Google Haberlere Abone ol

Geçmiş zaman olur ki…

“Geçmiş zaman olur ki hayali cihan değer.” Böyle bir zaman mıydı, bir şey diyemem. Ama 1990’lı yılların ilk yarısıydı. İki yıllık okulu bitirememiştim. İzmir’i seviyordum. İzmir’de bir sevdiğim vardı. Mardin’di, askerlikti, dönüp dolaşıp İzmir’e geliyordum. Hiçbir işe aklım ermediği için, gençliğin gücüne sığınıp inşaatlarda çalışıyordum. Apartmanların arasında her nasılsa apartman olamamış müstakil bir evde, iki arkadaşımla kalıyordum. Bana “Şair” diye seslenmeyi çok seven arkadaşlarım iş insanı olacaklardı, beni inşaatlardan kurtaracaklardı. Taşradan İzmir’e gelmiş, içe kapanık, utangaç ve militan bir şiir heveslisi olarak, “Şiirden aldığım ilk telifi Alsancak’ta birlikte harcayacağız” diyordum ev arkadaşlarıma.

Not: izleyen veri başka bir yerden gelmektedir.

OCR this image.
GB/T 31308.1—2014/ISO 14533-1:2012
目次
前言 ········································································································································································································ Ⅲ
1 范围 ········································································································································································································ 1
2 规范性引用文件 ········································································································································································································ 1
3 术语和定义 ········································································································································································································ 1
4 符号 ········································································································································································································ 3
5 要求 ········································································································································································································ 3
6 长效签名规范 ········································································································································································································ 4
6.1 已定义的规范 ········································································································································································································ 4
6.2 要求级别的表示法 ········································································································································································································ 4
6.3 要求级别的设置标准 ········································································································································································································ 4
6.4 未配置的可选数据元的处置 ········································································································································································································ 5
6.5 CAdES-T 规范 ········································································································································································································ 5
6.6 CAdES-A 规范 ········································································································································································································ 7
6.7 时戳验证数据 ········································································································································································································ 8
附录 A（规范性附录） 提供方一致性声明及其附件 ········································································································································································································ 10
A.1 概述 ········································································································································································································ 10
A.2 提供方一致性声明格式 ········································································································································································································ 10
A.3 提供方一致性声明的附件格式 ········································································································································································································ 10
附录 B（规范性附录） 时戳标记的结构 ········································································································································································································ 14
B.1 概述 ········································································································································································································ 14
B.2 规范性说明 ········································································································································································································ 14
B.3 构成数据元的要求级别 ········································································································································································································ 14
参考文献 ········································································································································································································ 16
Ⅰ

İzmir’de yayınlanan Yaratı dergisinde (şiiri en çok bu dergi sayesinde konuştum, tartıştım), daha sonra Ayrım dergisinde şiirlerim, hikayelerim yayınlanıyor. Sezgilerimle yazdığım şiirlerin, “Şair” mertebesi için yeterli olmadığını biliyorum. Daha çok okumam gerektiğini biliyor, inşaattan aldığım üç kuruşluk haftalığın bir kısmını tırtıklayarak kitaba, dergiye harcıyorum.

Bir gün şiirden telif alırsam, Alsancak’ta herkese içki ısmarlayacağım ve çok mutlu olacağım. Böyle bir zamandı.

BİR GÜN ARKADAŞIM HASAN ARADI

Bir gün arkadaşım Hasan aradı. Hasan Şahindoğan. Tiyatrocu. Hem oyuncu hem yönetmen. O sıra Bornova Belediyesi Şehir Tiyatrosu için bir oyun sahneleme hazırlığı içinde olduğunu biliyordum. Buluştuğumuzda Hasan, sahnelemeyi düşündüğü oyundan söz etti. Muzaffer İzgü’nün 5-6 hikayesini, müzikal olarak sahneye uyarlayacaktı. Oyuncuların tümü engellilerden oluşacaktı ve bunların hiçbiri profesyonel oyuncu olmayacaktı.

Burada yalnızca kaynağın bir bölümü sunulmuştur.